Nairobi – Three people died following an aerial bombing by the north on a village in South Sudan, an official said Friday, as tensions between the two regions continued to escalate days before the south's independence in July.

Col. Philip Aguer said the north used Antonov bombers and MiG jets to bomb the fishing village of Jau in Unity State on Thursday.
 
Aguer said the bombing is part of wider attempts by the northern government to occupy border territories in the south ahead of South Sudan's independence on 9 July. The south voted in January to secede from the north.
 
Aguer said the north wants to annex the oil-rich areas in the south. The current north-south tensions in border regions threaten to unravel a 2005 peace deal that ended two decades of war that killed more than 2 million people.
 
Meanwhile, the United Nations and aid agencies reported Friday that up to 146,000 people had fled their homes after fighting in disputed border regions between the North and South Sudan
 
The UN aid coordination office said some 30-40,000 people have fled Kadugli, the capital of South Kordofan state in the north, where the north's Sudan Armed Forces clashed with elements of the south's Sudan People's Liberation Army on Thursday.
 
The fighting included aerial bombardments by the SAF, said UN spokeswoman Elisabeth Byrs.

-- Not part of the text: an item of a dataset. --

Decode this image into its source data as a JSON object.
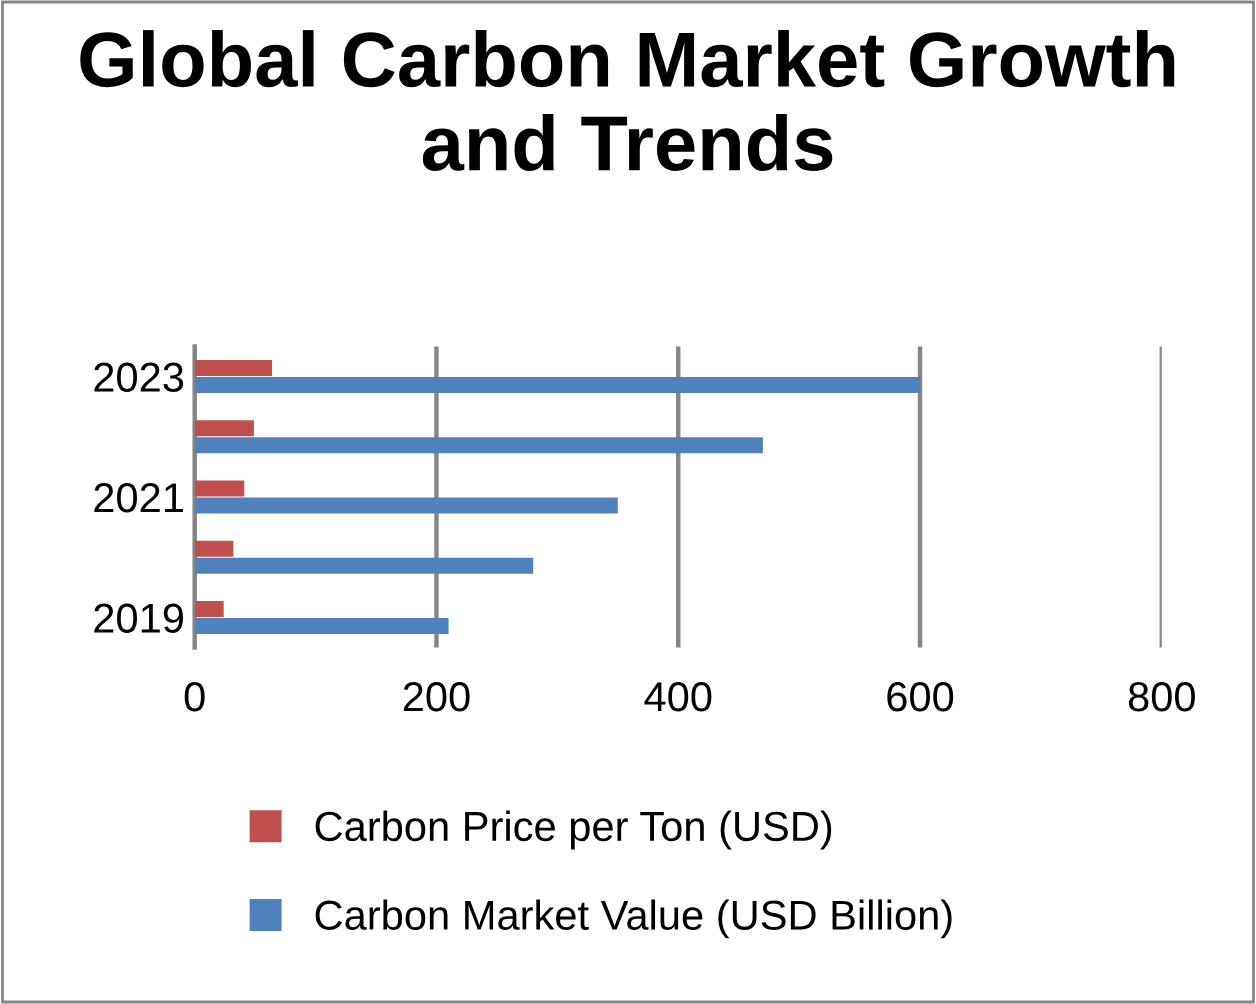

Aid agency offices in Kadugli have been looted and most local and international aid staff have fled the area, she said.
 
Meanwhile, the International Organization for Migration says a further 106,000 people are displaced around the disputed border region of Abyei, to the southwest of Kadugli.
 
Humanitarian agencies working in the region warned that delivering aid will become significantly harder once the rainy season starts, as many roads and airstrips will become unusable.